苏语迟又上了一条,二十五条。她把鱼扔进桶里,看了一眼手机,五点零三分。她没去叫唐果儿,唐果儿的班是两点到六点,现在五点了,还有不到一个小时天亮。
她拿起手机,给唐果儿发了一条消息:“你继续睡,鱼我帮你钓了。”过了几分钟,唐果儿没回,睡得很沉。
韩正言看到她在发消息,问了一句:“唐果儿?”
苏语迟说“嗯”,把手机放回口袋。
凌晨五点半,苏语迟的第二十七、二十八、二十九条鱼连续上钩了。
她用了一根新绑的线,0.2毫米,细得几乎看不见。
韩正言看着那根线,喉结动了一下,没说话,他绑了一根同样细的线,挂上饵,抛出去,浮漂还没站稳,直接沉了。
一提,一条小手指长的鱼直接被钩穿了嘴,甩了两下,他卸下来扔进桶里,桶底已经攒了六条了。
苏语迟看了他一眼,说:“线对了,饵也对了,位置也对了,鱼不给面子,那是鱼的问题。”
韩正言嗯了一声,没反驳。
弹幕:“苏语迟在安慰韩律师吗?”
“她居然会安慰人。”
“这个安慰方式很理工科:鱼的问题,不是你的问题。”
“建议韩正言出庭的时候引用这个逻辑。”
快到六点了,天灰蒙蒙的亮,海面和天空之间的界限变得模糊,雾又回来了一点,但比凌晨淡多了。
苏语迟收了最后一根竿,把线绕好,鱼竿放回工具箱。
她蹲下来数鱼,三十一条。韩正言的桶里七条,加上那条大的,一共八条。
韩正言看着桶里有那么几条甩尾巴的小鱼,开口了:“这么小的鱼,导演组会不会不算数?”
苏语迟收好了鱼竿,从桶里捞起一条鱼在灯光下照了照。
鱼嘴一张一合,尾巴还在甩,她把它放回桶里,甩了甩手上的水:“规则说按数量走,又没说按质量,如果导演组要掰扯,那你拿出你上庭的专业来,跟他们好好掰扯。”
她说这话的时候没看韩正言,她在整理渔具。
陈导站在监控器后面,抿着嘴,脸色不怎么好看,但找不到反驳的话——因为规则是他自己定的。
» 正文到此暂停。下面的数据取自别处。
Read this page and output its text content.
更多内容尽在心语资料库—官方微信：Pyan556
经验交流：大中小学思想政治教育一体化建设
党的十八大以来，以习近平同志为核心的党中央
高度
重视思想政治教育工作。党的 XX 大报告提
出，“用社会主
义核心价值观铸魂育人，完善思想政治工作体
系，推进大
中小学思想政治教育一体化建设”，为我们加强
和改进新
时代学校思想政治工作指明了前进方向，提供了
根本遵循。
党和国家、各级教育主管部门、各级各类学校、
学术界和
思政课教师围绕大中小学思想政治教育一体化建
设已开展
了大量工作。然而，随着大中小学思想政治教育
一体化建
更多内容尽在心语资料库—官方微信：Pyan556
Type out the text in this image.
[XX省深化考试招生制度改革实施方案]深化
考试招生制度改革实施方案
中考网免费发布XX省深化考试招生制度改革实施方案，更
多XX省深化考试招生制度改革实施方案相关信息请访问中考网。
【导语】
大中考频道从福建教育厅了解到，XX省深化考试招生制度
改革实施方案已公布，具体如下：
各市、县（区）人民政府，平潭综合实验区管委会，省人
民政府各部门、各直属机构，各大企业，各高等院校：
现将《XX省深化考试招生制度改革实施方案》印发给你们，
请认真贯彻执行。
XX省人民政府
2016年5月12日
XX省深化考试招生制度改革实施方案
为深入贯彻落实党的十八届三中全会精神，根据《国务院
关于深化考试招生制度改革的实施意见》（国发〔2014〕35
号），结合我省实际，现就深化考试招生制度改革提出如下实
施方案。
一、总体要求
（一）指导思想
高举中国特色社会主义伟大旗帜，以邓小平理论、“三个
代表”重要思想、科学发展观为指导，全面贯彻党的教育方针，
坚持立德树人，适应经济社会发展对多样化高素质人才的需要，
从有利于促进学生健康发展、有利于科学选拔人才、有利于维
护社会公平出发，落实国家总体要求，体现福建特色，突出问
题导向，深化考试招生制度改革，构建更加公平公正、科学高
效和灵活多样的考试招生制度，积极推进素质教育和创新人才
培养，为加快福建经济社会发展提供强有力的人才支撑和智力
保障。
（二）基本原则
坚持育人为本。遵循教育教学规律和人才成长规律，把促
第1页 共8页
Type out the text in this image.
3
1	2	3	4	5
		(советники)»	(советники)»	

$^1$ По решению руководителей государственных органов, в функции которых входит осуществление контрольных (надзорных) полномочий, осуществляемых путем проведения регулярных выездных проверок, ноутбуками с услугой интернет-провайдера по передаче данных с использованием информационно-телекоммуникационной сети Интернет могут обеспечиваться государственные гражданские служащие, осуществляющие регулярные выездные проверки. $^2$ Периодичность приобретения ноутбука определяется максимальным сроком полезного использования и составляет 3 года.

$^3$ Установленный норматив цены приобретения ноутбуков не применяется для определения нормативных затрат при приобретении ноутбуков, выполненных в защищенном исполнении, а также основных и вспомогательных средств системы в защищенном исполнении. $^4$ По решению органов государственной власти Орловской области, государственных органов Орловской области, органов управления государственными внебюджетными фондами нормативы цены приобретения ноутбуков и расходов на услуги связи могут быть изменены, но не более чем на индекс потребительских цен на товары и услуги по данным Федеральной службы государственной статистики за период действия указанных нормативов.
直播前他亲手写在大白板上,用红笔圈了“数量”两个字,当时觉得这个字没毛病,现在他觉得这俩字是给自己挖的坑。
弹幕又一次刷屏:
“苏语迟提前把导演组的嘴堵死了。”
“韩正言上庭的专业用来跟导演掰扯鱼的大小,这画面太美我不敢看。”
“陈导的脸绿了。”
“规则是节目组定的,现在想改口?苏语迟第一个不同意。”
韩正言把自己的鱼倒进苏语迟的桶里,主动拿了她的桶:“我帮你拎。”
苏语迟没拒绝,她拿起工具箱,两个人一前一后离开甲板,走廊里的灯还亮着,暖黄色,照在灰色地毯上没有声音。
船停在港口,引擎没开,安静得能听到远处海鸟的叫。
苏语迟走到唐果儿房门口,房门关着,门缝下面没有光,她没敲门,直接回了自己房间。
苏语迟回到房间,把湿外套挂起来,换上干净的卫衣,躺在床上,她摸到枕头边的手机,看了一眼,没有新消息,她按灭屏幕,把手机压在枕头底下。
船轻轻地晃,像摇篮,她翻了个身,背朝窗户,海鸟的叫声隔着玻璃变得很远,像在另一个世界里叫。